SCHENECTADY — Ellis Medicine’s plans to replace its aging Nott Street parking garage have been delayed as the hospital continues to research how to fund the project.
Plans to replace the four-story, 740-spot parking structure constructed in the 1970s with a new six-story garage and room for 1,200 vehicles were approved by the city’s Planning Commission in February, with construction expected to begin this summer.
But work on the project has been delayed due to increased costs, according to Philip Schwartz, a hospital spokesperson.
“We’re still moving forward with the parking garage, but like everything these days, the fluctuations in the capital markets have meant that we’ve had to do additional research and budgeting for the project,” Schwartz said in an email.
The project was originally estimated to cost around $30 million and take approximately 16 months to complete, but Schwartz said its unclear what the final cost will end up being or when construction will begin.
The current parking structure has outgrown its use and costs the hospital thousands in annual maintenance.
Prices have been on the rise for months as the country continues to grapple with the worst inflation since the 1980s, which has driven up the cost of everything from food to energy prices.
The Consumer Price Index, or the average change in prices, rose by 0.1% in August, bringing the total index to 8.3% over the last 12 months, according to the U.S. Bureau of Labor Statistics. The price index was 8.5% in July, but a 10.7% drop in gasoline prices lowered the overall rate.

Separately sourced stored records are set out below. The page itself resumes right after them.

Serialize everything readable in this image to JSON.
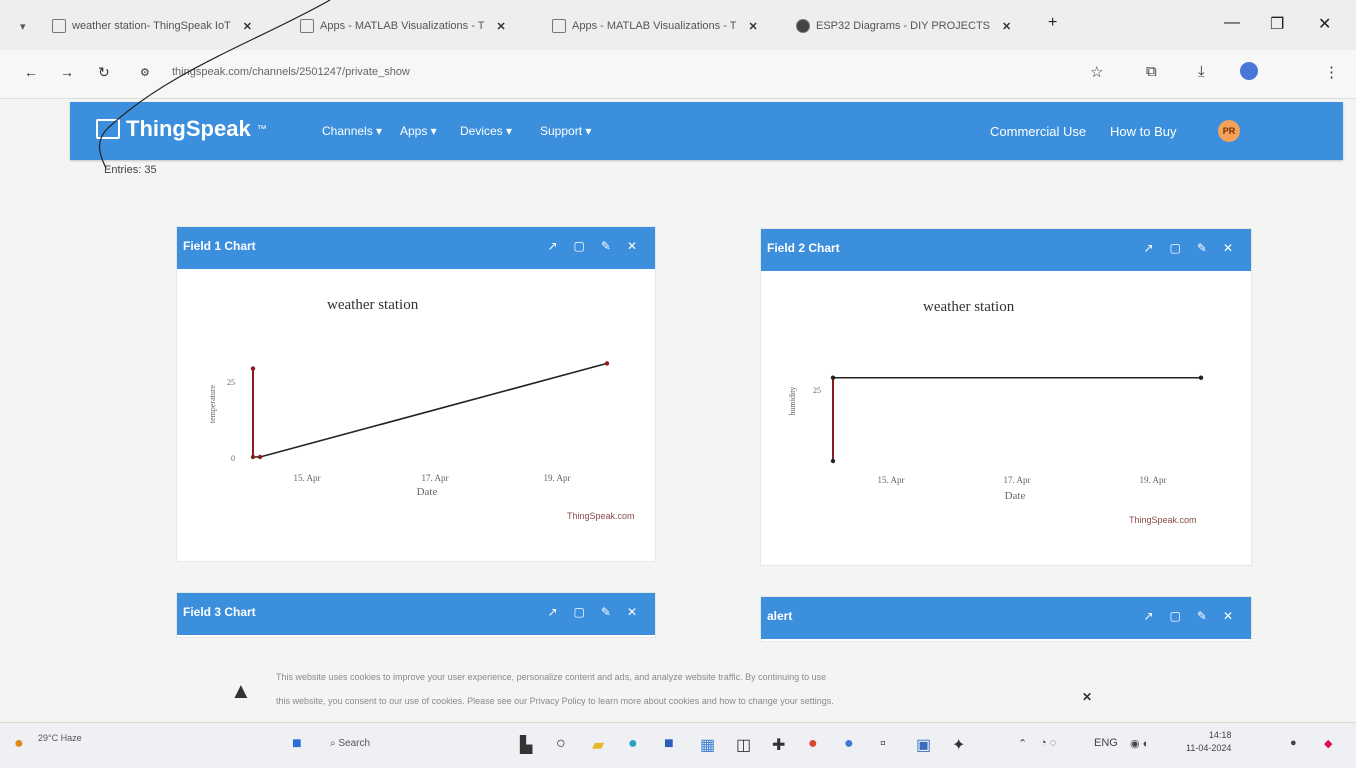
{
  "browser": {
    "tabs": [
      {
        "title": "weather station- ThingSpeak IoT"
      },
      {
        "title": "Apps - MATLAB Visualizations - T"
      },
      {
        "title": "Apps - MATLAB Visualizations - T"
      },
      {
        "title": "ESP32 Diagrams - DIY PROJECTS"
      }
    ],
    "url": "thingspeak.com/channels/2501247/private_show",
    "new_tab": "+",
    "window_controls": {
      "minimize": "—",
      "maximize": "❐",
      "close": "✕"
    }
  },
  "header": {
    "logo": "ThingSpeak",
    "logo_tm": "™",
    "menu": [
      "Channels ▾",
      "Apps ▾",
      "Devices ▾",
      "Support ▾"
    ],
    "right": [
      "Commercial Use",
      "How to Buy"
    ],
    "avatar_initials": "PR",
    "bg_color": "#3b8fdc"
  },
  "entries": "Entries: 35",
  "panels": [
    {
      "title": "Field 1 Chart",
      "chart_title": "weather station",
      "ylabel": "temperature",
      "xlabel": "Date",
      "xticks": [
        "15. Apr",
        "17. Apr",
        "19. Apr"
      ],
      "yticks": [
        "25",
        "0"
      ],
      "source": "ThingSpeak.com"
    },
    {
      "title": "Field 2 Chart",
      "chart_title": "weather station",
      "ylabel": "humidity",
      "xlabel": "Date",
      "xticks": [
        "15. Apr",
        "17. Apr",
        "19. Apr"
      ],
      "yticks": [
        "25"
      ],
      "source": "ThingSpeak.com"
    },
    {
      "title": "Field 3 Chart"
    },
    {
      "title": "alert"
    }
  ],
  "cookie": {
    "line1": "This website uses cookies to improve your user experience, personalize content and ads, and analyze website traffic. By continuing to use",
    "line2": "this website, you consent to our use of cookies. Please see our Privacy Policy to learn more about cookies and how to change your settings.",
    "close": "✕"
  },
  "taskbar": {
    "weather": "29°C Haze",
    "search": "Search",
    "time": "14:18",
    "date": "11-04-2024"
  },
  "chart_data": [
    {
      "type": "line",
      "title": "weather station",
      "xlabel": "Date",
      "ylabel": "temperature",
      "x": [
        "14. Apr",
        "14. Apr",
        "14. Apr",
        "20. Apr"
      ],
      "series": [
        {
          "values": [
            34,
            0,
            0,
            36
          ]
        }
      ],
      "xticks": [
        "15. Apr",
        "17. Apr",
        "19. Apr"
      ],
      "ylim": [
        0,
        40
      ]
    },
    {
      "type": "line",
      "title": "weather station",
      "xlabel": "Date",
      "ylabel": "humidity",
      "x": [
        "14. Apr",
        "14. Apr",
        "20. Apr"
      ],
      "series": [
        {
          "values": [
            0,
            31,
            31
          ]
        }
      ],
      "xticks": [
        "15. Apr",
        "17. Apr",
        "19. Apr"
      ],
      "ylim": [
        0,
        35
      ]
    }
  ]
}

Still, prices for food, housing and medical supplies were all up, according to the Bureau of Labor Statistics.
Building materials have risen sharply in recent months, including concrete, which is what the new parking structure would be made of.
Last month, the National Association of Home Builders reported building material costs have climbed 35.7% since January 2020, with 80% of the increase occurring since January 2021.
Concrete prices have steadily climbed during that same period, increasing 17 of the last 18 months, with ready-mix concrete products growing 6.8% in price between July 2021 and July 2022 — the sharpest rise in 34 years, according to the NAHB.
Other concrete products have surged in price during the same period, including finished concrete products, which climbed 14.4% in price, and structural concrete blocks, which saw 13% price increase.
Concrete pipes and prestressed concrete products have also climbed 21% and 30%, respectively, between July 2021 and July 2022, according to the NAHB.
Schwartz, meanwhile, said the hospital is continuing to research a final cost for the project and will provide updates to the community on when construction is expected to begin as they become available.
“As the project moves forward, we will be relying on the local media to help communicate the construction issues to local residents,” he said.